Design Rules for Alumina PCBs

Alumina PCBs have tighter design constraints compared to conventional FR-4 boards:

• Minimum trace/space is 5-10 mils versus 4-8 mils for FR-4
• Maximum trace current is 15-25 A/mm of conductor width
• Careful thermal matching with solders and metals required to avoid delamination
• Via diameters start at 10 mils versus 6-8 mils for FR-4 boards
• Component leads require sufficient compliancy to compensate for lower board flexure
• Hermetic seals may limit component height restrictions
• Components optimized for high temperature operation required
• Thermal expansion mismatches between board, conductors, and components must be modeled
• High frequency performance enhanced by design techniques like ground planes

While enabling improved reliability and environmental resilience, alumina PCBs require design adjustments from conventional board layouts to account for material behaviors and process differences.

Summary

• Alumina PCBs utilize aluminum oxide ceramic substrates instead of the usual FR-4 laminates.
• Alumina provides excellent thermal conductivity, temperature resistance, strength, and electrical insulation.
• Key applications include high power, automotive, aerospace, oil drilling, military, and high temperature electronics.
• Boards are fabricated by applying metallized circuits onto a sintered alumina baseplate.
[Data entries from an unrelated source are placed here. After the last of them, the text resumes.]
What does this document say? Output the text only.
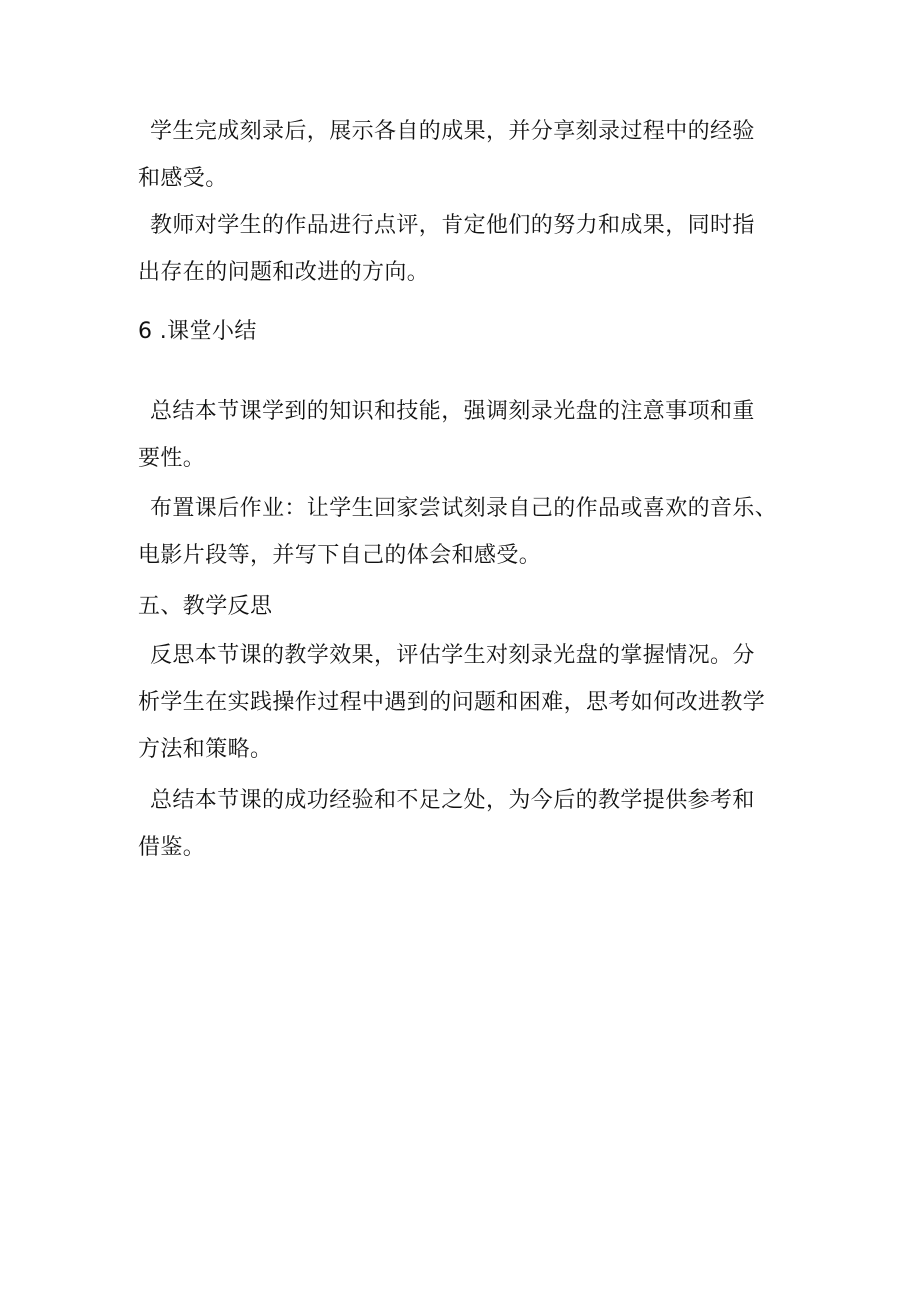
学生完成刻录后，展示各自的成果，并分享刻录过程中的经验
和感受。
教师对学生的作品进行点评，肯定他们的努力和成果，同时指
出存在的问题和改进的方向。
6 .课堂小结
总结本节课学到的知识和技能，强调刻录光盘的注意事项和重
要性。
布置课后作业：让学生回家尝试刻录自己的作品或喜欢的音乐、
电影片段等，并写下自己的体会和感受。
五、教学反思
反思本节课的教学效果，评估学生对刻录光盘的掌握情况。分
析学生在实践操作过程中遇到的问题和困难，思考如何改进教学
方法和策略。
总结本节课的成功经验和不足之处，为今后的教学提供参考和
借鉴。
Multilayer builds also done.
• Design rules accommodate lower flexure, higher processing temperatures, and material thermal expansion.
• With proper design consideration for the material properties, alumina PCBs deliver superior performance and reliability in demanding applications.

FAQ

How does alumina PCB thermal conductivity compare to FR-4?

Alumina has a thermal conductivity around 30 W/mK compared to only 0.25 W/mK for standard FR-4 laminates. This provides far superior heat spreading and dissipation.

What are some typical thicknesses for alumina PCB substrates?

Alumina boards can range from around 0.25mm to over 1.5mm thickness. Thinner boards provide better heat transfer while thicker boards offer better strength for large boards.

Are alumina PCBs compatible with standard PCB assembly?

Specialized assembly is required including high temperature solders. Stress-engineered component leads help compensate for board rigidity. PCB coatings are used to prevent oxidation at elevated temperatures.

Does alumina absorb moisture like FR-4?

No, alumina is not susceptible to moisture absorption issues like FR-4 which can lead to outgassing and vapor pressure stresses under heat. Alumina retains its integrity.

Can multiple circuits or layers exist on a single alumina PCB?

Yes, multilayer boards can be fabricated by laminating together double sided boards, integrating passive components, and drilling/plating through hole vias. This allows complex circuitry.